思ったより小さい手術室。そこにいたのはハードボイルドな麻酔科医。なんだ!?この手練れ感!
「意識無くなるのが嫌です」
とこの期におよんでまだそんな事を言う自分にあきれる。ハードボイルド医師は、
「何も辛くないから。臭気(臭気の方が楽だと知り合いから聞いた事があったのでそうしてほしいと告げた)の方が匂いも強いし辛いよ。点滴の方が楽だよ」
と言われて更に怖くなる。点滴だと気絶のような落ち方だと聞いたので、もうそれはそれは恐怖で。
医師は、ハードボイルドだが優しく、低い濃度の臭気をずっと少し距離をあけてあててくれていた。看護師さんが
「また麻酔入れる時にお声掛けしますから」
というと、医師は
「おい、お前、「お」はいらねーだろ「お」は。」
と低い声で注意した。お声がけの「お」は自分に対しての敬語になるからいらねーんだよという教育。何もここでしなくても。。。と思ったけど、ここがこの人達の仕事場だからな。

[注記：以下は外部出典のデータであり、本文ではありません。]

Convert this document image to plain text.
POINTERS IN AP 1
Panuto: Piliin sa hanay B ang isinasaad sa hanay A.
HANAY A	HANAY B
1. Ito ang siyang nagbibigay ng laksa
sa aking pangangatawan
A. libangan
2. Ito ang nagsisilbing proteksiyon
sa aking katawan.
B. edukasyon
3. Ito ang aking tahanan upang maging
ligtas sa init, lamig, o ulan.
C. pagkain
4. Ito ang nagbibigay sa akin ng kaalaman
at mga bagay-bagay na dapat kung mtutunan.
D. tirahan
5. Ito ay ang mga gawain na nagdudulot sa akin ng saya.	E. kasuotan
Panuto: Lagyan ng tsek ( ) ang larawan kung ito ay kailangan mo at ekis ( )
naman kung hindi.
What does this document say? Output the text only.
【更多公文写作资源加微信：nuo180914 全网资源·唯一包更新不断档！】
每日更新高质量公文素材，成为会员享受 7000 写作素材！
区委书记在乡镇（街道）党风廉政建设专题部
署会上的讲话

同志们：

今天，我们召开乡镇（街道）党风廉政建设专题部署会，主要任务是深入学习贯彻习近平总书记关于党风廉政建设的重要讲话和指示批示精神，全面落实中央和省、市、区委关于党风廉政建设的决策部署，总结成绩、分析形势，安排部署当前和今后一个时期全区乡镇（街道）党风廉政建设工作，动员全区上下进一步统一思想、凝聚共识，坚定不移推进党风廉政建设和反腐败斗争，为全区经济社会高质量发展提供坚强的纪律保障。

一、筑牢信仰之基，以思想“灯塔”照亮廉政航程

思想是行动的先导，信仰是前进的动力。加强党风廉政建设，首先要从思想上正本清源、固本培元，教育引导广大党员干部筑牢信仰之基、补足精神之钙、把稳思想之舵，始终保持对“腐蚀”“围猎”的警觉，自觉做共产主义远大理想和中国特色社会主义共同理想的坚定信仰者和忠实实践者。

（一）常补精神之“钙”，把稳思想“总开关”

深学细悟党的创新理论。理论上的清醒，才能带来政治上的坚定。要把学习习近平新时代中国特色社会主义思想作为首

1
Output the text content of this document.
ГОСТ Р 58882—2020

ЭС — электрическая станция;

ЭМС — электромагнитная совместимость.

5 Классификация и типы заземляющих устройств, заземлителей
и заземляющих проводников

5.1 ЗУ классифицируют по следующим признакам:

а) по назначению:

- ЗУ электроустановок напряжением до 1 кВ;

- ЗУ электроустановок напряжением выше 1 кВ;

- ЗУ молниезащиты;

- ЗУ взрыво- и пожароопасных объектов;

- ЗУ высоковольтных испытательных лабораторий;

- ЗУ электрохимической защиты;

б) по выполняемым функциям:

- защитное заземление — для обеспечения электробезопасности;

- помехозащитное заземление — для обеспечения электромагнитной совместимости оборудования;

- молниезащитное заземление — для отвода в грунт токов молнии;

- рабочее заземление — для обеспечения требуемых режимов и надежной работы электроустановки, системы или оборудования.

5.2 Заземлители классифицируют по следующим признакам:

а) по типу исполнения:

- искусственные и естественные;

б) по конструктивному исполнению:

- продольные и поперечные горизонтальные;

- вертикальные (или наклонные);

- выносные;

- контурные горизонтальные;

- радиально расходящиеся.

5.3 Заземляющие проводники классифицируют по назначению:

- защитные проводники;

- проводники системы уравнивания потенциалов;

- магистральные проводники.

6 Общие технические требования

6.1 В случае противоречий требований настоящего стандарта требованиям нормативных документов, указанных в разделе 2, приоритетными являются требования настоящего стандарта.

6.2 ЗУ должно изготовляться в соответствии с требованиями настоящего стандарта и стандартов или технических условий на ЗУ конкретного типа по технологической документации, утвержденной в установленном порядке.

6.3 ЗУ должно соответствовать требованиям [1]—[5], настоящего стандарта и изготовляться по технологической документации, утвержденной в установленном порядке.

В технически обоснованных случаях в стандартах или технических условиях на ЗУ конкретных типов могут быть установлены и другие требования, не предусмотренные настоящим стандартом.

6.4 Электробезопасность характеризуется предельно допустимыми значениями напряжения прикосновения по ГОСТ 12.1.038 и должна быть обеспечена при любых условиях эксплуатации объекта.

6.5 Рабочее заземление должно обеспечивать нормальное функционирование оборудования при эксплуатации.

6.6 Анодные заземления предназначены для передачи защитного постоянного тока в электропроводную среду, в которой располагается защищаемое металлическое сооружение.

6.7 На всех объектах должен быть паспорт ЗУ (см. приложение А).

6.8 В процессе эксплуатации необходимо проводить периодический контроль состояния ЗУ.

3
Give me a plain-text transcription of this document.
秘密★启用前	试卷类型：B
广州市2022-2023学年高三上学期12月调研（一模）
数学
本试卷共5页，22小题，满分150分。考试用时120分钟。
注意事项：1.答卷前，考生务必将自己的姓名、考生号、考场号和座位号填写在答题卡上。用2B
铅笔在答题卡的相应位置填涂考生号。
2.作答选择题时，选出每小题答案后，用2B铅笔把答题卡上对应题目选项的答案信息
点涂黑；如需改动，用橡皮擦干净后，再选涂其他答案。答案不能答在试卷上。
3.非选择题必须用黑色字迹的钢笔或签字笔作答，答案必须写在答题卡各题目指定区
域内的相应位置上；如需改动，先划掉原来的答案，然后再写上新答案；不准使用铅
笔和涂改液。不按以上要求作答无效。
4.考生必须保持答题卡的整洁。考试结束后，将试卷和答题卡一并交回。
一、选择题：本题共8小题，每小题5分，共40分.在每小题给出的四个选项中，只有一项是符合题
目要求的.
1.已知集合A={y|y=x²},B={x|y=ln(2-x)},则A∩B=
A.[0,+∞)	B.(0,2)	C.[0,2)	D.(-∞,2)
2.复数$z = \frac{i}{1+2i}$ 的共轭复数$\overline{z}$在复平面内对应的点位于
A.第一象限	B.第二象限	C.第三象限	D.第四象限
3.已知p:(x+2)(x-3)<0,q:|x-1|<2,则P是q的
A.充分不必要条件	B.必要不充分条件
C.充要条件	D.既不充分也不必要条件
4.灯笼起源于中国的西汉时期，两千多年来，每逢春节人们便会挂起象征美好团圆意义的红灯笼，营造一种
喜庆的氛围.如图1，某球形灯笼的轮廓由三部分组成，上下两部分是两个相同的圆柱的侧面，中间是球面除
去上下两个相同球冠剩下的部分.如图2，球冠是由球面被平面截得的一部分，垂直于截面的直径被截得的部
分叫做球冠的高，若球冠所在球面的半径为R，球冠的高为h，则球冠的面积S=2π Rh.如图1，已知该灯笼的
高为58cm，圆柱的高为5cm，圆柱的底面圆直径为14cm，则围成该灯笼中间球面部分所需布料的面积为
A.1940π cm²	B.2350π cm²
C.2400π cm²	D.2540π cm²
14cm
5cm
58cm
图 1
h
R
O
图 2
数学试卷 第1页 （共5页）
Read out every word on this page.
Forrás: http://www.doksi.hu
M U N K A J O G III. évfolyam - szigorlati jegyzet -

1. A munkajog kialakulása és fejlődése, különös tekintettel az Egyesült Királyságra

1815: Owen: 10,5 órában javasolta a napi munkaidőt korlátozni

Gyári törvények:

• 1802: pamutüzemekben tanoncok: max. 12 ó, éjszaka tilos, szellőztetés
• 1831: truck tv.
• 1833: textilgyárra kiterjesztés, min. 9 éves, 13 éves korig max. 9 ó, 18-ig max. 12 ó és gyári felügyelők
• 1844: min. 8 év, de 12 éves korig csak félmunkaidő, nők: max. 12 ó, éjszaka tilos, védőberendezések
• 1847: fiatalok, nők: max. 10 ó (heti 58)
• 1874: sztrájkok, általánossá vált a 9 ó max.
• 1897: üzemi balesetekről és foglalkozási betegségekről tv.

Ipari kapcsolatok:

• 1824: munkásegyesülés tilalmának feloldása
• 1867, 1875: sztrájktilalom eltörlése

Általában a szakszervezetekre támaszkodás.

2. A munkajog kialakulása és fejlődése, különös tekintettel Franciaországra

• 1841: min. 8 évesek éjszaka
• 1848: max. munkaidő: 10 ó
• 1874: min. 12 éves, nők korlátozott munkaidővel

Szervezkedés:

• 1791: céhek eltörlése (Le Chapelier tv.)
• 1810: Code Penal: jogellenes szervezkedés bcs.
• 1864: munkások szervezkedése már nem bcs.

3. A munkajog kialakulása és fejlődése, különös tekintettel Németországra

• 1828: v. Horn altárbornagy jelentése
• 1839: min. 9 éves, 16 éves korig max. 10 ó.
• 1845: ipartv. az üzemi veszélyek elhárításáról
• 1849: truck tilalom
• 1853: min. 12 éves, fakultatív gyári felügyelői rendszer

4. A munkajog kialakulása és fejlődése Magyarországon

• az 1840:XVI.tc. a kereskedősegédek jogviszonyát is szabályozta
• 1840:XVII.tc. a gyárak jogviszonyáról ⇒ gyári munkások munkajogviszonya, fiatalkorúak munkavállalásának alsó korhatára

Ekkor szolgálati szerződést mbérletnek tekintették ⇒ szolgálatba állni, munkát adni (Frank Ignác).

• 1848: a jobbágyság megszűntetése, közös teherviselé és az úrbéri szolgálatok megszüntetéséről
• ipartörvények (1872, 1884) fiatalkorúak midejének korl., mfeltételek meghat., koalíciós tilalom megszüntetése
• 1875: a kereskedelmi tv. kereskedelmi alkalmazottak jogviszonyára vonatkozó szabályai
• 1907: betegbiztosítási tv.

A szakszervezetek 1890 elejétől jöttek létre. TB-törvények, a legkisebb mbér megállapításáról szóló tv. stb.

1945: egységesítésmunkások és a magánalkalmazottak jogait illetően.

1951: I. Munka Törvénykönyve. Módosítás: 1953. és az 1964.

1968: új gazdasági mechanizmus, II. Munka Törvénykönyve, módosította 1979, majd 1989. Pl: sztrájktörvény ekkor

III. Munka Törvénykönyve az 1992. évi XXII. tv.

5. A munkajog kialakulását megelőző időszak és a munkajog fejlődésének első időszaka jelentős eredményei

最初に入れた針の所から下半身の麻酔を入れる。その効き目を確認してから、まぶたが重くなる薬を入れた。ずっと緊張のせいでせわしなかった瞼が確かに動かなくなってきた。看護師さんが
「薬を入れます」と言った頃には、この瞼を重くする薬のおかげで少しうつらうつらしていたのかもしれない。嫌だー!!とは感じなかった。でもやっぱ優しいこの医師。
「ゆっくり入れてやれ」
ああ、神様のようだ。目を閉じると手術のライトによって内側がオレンジに見える。
それを綺麗だなーと思って、右と左とにその色が分かれていて、
「左に入ろう」
と思って左に入ったところから意識がない。
綺麗だなーと思ってるところで既に夢なのだろう。
そして、
「手術終わりましたよ」の声がはっきり聞こえて目をぱちっとあけた。
あまりにも早く開けたせいか、人工呼吸器の管がまだ喉の奥にあり、それが急いで抜かれた。
結局手術は時計を見ると4時間。1時間増えてるけど終わってしまえばそれもご愛敬ってこって。
友達は、自身の全身麻酔の経験で、起きた瞬間
「私・・・生きてる!!!」と思ったというが、私は
「終わったーーー!!!」だった。
少々気持ち悪さが残るものの、終わってしまえばこっちのもんだ。
5年もほっておいた病巣が全てこれでなくなったのかと思うと不思議な気分だった。